「水谷さん」
「ん?」
紅茶を一口飲んだ黒瀬が私の名前を呼ぶ。
「お休み、欲しいですか?」
「え…うん!欲しい!欲しい欲しい!」
黒瀬の口から「お休み」なんて単語、出てこないと思ってたよ。
ちょっといいとこあるじゃん。
「では、このプリント…10枚近くはありますね。これ、2日で終わらせてください。そして、その時の正解率で休みを与えるかどうか決めます」
は?!
「えーーーーーー」
「いやなら、いいですよ。ずっとないですから」
うう…。
やっぱり黒瀬は黒瀬だ。
なんでこんなに厳しいのよ。
「わかった、わかった!やる!!やるから!」
「では、頑張ってください。

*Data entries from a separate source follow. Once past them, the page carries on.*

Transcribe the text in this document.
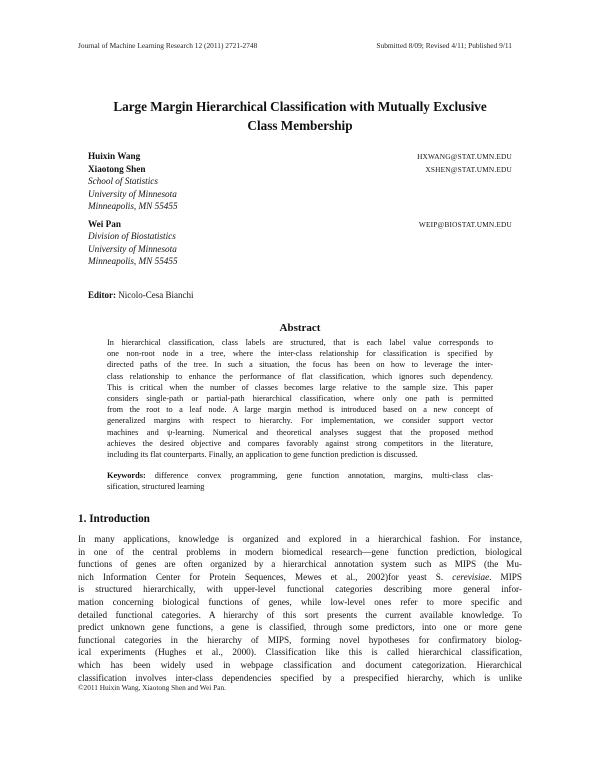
Journal of Machine Learning Research 12 (2011) 2721-2748	Submitted 8/09; Revised 4/11; Published 9/11
Large Margin Hierarchical Classification with Mutually Exclusive
Class Membership
Huixin Wang	HXWANG@STAT.UMN.EDU
Xiaotong Shen	XSHEN@STAT.UMN.EDU
School of Statistics
University of Minnesota
Minneapolis, MN 55455
Wei Pan	WEIP@BIOSTAT.UMN.EDU
Division of Biostatistics
University of Minnesota
Minneapolis, MN 55455
Editor: Nicolo-Cesa Bianchi
Abstract
In hierarchical classification, class labels are structured, that is each label value corresponds to
one non-root node in a tree, where the inter-class relationship for classification is specified by
directed paths of the tree. In such a situation, the focus has been on how to leverage the inter-
class relationship to enhance the performance of flat classification, which ignores such dependency.
This is critical when the number of classes becomes large relative to the sample size. This paper
considers single-path or partial-path hierarchical classification, where only one path is permitted
from the root to a leaf node. A large margin method is introduced based on a new concept of
generalized margins with respect to hierarchy. For implementation, we consider support vector
machines and ψ-learning. Numerical and theoretical analyses suggest that the proposed method
achieves the desired objective and compares favorably against strong competitors in the literature,
including its flat counterparts. Finally, an application to gene function prediction is discussed.
Keywords: difference convex programming, gene function annotation, margins, multi-class clas-
sification, structured learning
1. Introduction
In many applications, knowledge is organized and explored in a hierarchical fashion. For instance,
in one of the central problems in modern biomedical research—gene function prediction, biological
functions of genes are often organized by a hierarchical annotation system such as MIPS (the Mu-
nich Information Center for Protein Sequences, Mewes et al., 2002)for yeast S. cerevisiae. MIPS
is structured hierarchically, with upper-level functional categories describing more general infor-
mation concerning biological functions of genes, while low-level ones refer to more specific and
detailed functional categories. A hierarchy of this sort presents the current available knowledge. To
predict unknown gene functions, a gene is classified, through some predictors, into one or more gene
functional categories in the hierarchy of MIPS, forming novel hypotheses for confirmatory biolog-
ical experiments (Hughes et al., 2000). Classification like this is called hierarchical classification,
which has been widely used in webpage classification and document categorization. Hierarchical
classification involves inter-class dependencies specified by a prespecified hierarchy, which is unlike
©2011 Huixin Wang, Xiaotong Shen and Wei Pan.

休憩は終わりです。次は物理です」
「はーーーい…」
私はまた、ペンを持ち、教科書に向かう。
「黒瀬はなんで勉強ばっかりしてるの?」
問題を解きながらそう聞いてみる。
また、答えてくれないだろう。
そう思ったけど。
「できることがこれしかないからです」
意外な答えが返ってきた。
「どういうこと?」
「僕は勉強を人一倍頑張ることしかできないので。人一倍頑張って、ギリギリです」
「そんな風にはみえないけど…」
「見せないようにしてますから」
「それどういう…」
「単位」
「へ?」
「問題の単位よく見て」
「あぁ」
話そらされちゃった。
そして、私たちはまた向かい合って、勉強を始めた。